Action 11 starts to look towards a solution, but is still fixated on prevention of illegal use, rather than legalising activities and allowing revenue to be made which can flow towards content creators. A “compulsory licence” scheme would help, assuming the licence fees were set proportionately. Statistical sampling of watermarked material would offer a way of measuring who should be rewarded; in this way, people who successfully redistribute material could be encouraged, rather than penalised. Even better, a copyright regime that facilitated re-working of material without requiring lengthy legal agreements would promote content creation, not only by large  businesses, but also individual citizens. Those few who were successful in gaining popularity would be able to reap their just rewards. Those not so successful might not meet the minimum level to cover the cost of sending a royalty cheque.

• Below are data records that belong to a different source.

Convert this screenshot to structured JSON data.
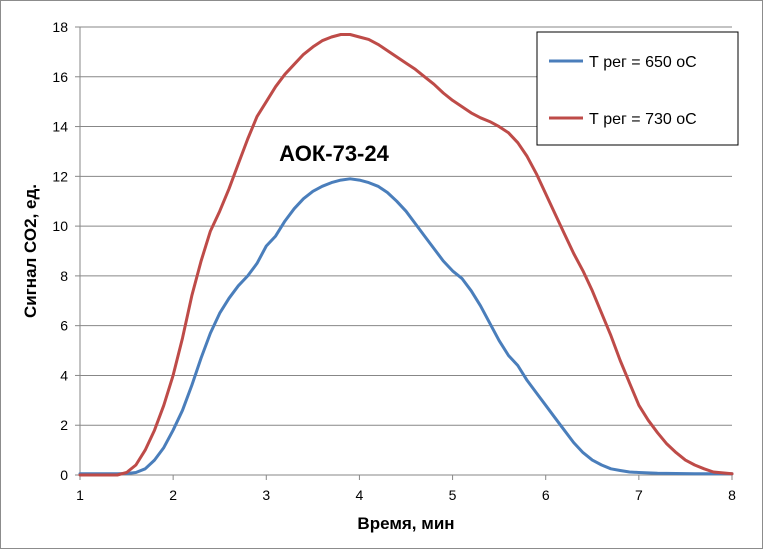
{
  "chart_data": {
    "type": "line",
    "title": "",
    "annotation": "АОК-73-24",
    "xlabel": "Время, мин",
    "ylabel": "Сигнал СО2, ед.",
    "xlim": [
      1,
      8
    ],
    "ylim": [
      0,
      18
    ],
    "xticks": [
      "1",
      "2",
      "3",
      "4",
      "5",
      "6",
      "7",
      "8"
    ],
    "yticks": [
      "0",
      "2",
      "4",
      "6",
      "8",
      "10",
      "12",
      "14",
      "16",
      "18"
    ],
    "grid": "horizontal",
    "legend_position": "top-right",
    "series": [
      {
        "name": "Т рег = 650 оС",
        "color": "#4a7ebb",
        "x": [
          1.0,
          1.2,
          1.4,
          1.5,
          1.6,
          1.7,
          1.8,
          1.9,
          2.0,
          2.1,
          2.2,
          2.3,
          2.4,
          2.5,
          2.6,
          2.7,
          2.8,
          2.9,
          3.0,
          3.1,
          3.2,
          3.3,
          3.4,
          3.5,
          3.6,
          3.7,
          3.8,
          3.9,
          4.0,
          4.1,
          4.2,
          4.3,
          4.4,
          4.5,
          4.6,
          4.7,
          4.8,
          4.9,
          5.0,
          5.1,
          5.2,
          5.3,
          5.4,
          5.5,
          5.6,
          5.7,
          5.8,
          5.9,
          6.0,
          6.1,
          6.2,
          6.3,
          6.4,
          6.5,
          6.6,
          6.7,
          6.8,
          6.9,
          7.0,
          7.2,
          7.4,
          7.6,
          7.8,
          8.0
        ],
        "y": [
          0.05,
          0.05,
          0.05,
          0.06,
          0.1,
          0.25,
          0.6,
          1.1,
          1.8,
          2.6,
          3.6,
          4.7,
          5.7,
          6.5,
          7.1,
          7.6,
          8.0,
          8.5,
          9.2,
          9.6,
          10.2,
          10.7,
          11.1,
          11.4,
          11.6,
          11.75,
          11.85,
          11.9,
          11.85,
          11.75,
          11.6,
          11.35,
          11.0,
          10.6,
          10.1,
          9.6,
          9.1,
          8.6,
          8.2,
          7.9,
          7.4,
          6.8,
          6.1,
          5.4,
          4.8,
          4.4,
          3.8,
          3.3,
          2.8,
          2.3,
          1.8,
          1.3,
          0.9,
          0.6,
          0.4,
          0.25,
          0.18,
          0.12,
          0.1,
          0.07,
          0.06,
          0.05,
          0.05,
          0.05
        ]
      },
      {
        "name": "Т рег = 730 оС",
        "color": "#be4b48",
        "x": [
          1.0,
          1.2,
          1.4,
          1.5,
          1.6,
          1.7,
          1.8,
          1.9,
          2.0,
          2.1,
          2.2,
          2.3,
          2.4,
          2.5,
          2.6,
          2.7,
          2.8,
          2.9,
          3.0,
          3.1,
          3.2,
          3.3,
          3.4,
          3.5,
          3.6,
          3.7,
          3.8,
          3.9,
          4.0,
          4.1,
          4.2,
          4.3,
          4.4,
          4.5,
          4.6,
          4.7,
          4.8,
          4.9,
          5.0,
          5.1,
          5.2,
          5.3,
          5.4,
          5.5,
          5.6,
          5.7,
          5.8,
          5.9,
          6.0,
          6.1,
          6.2,
          6.3,
          6.4,
          6.5,
          6.6,
          6.7,
          6.8,
          6.9,
          7.0,
          7.1,
          7.2,
          7.3,
          7.4,
          7.5,
          7.6,
          7.7,
          7.8,
          8.0
        ],
        "y": [
          0.0,
          0.0,
          0.0,
          0.1,
          0.4,
          1.0,
          1.8,
          2.8,
          4.0,
          5.5,
          7.2,
          8.6,
          9.8,
          10.6,
          11.5,
          12.5,
          13.5,
          14.4,
          15.0,
          15.6,
          16.1,
          16.5,
          16.9,
          17.2,
          17.45,
          17.6,
          17.7,
          17.7,
          17.6,
          17.5,
          17.3,
          17.05,
          16.8,
          16.55,
          16.3,
          16.0,
          15.7,
          15.35,
          15.05,
          14.8,
          14.55,
          14.35,
          14.2,
          14.0,
          13.75,
          13.35,
          12.8,
          12.1,
          11.3,
          10.5,
          9.7,
          8.9,
          8.2,
          7.4,
          6.5,
          5.6,
          4.6,
          3.7,
          2.8,
          2.2,
          1.7,
          1.25,
          0.9,
          0.6,
          0.4,
          0.25,
          0.12,
          0.05
        ]
      }
    ]
  }
}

So photos, videos, music, books published on the internet would be able to attract a certain proportion of the revenue being raised, likely to be through advertising, or possibly subscription services. By allowing re-use, and potential rewards to the creators, a swathe of restrictions would be removed, truly an encouragement to content creators. Whilst most individuals would be unlikely to gain wide distribution of their work, the few highly successful “blockbusters” would be able to get rewarded for that success, and in turn that would encourage others.

This scheme could also apply to other areas of creation. In particular to software development – for example the UK is strong in open source software development, and the associated skills are beneficial to the country. By including software in the collection scheme, an additional revenue stream would be formed to reward those developers, and help them produce further works.

I believe any such scheme to “promote the Progress of Science and useful Arts” (to quote the US Constitution) would create significant benefits for the country. And simplified fair schemes for revenue collection would assist in this.”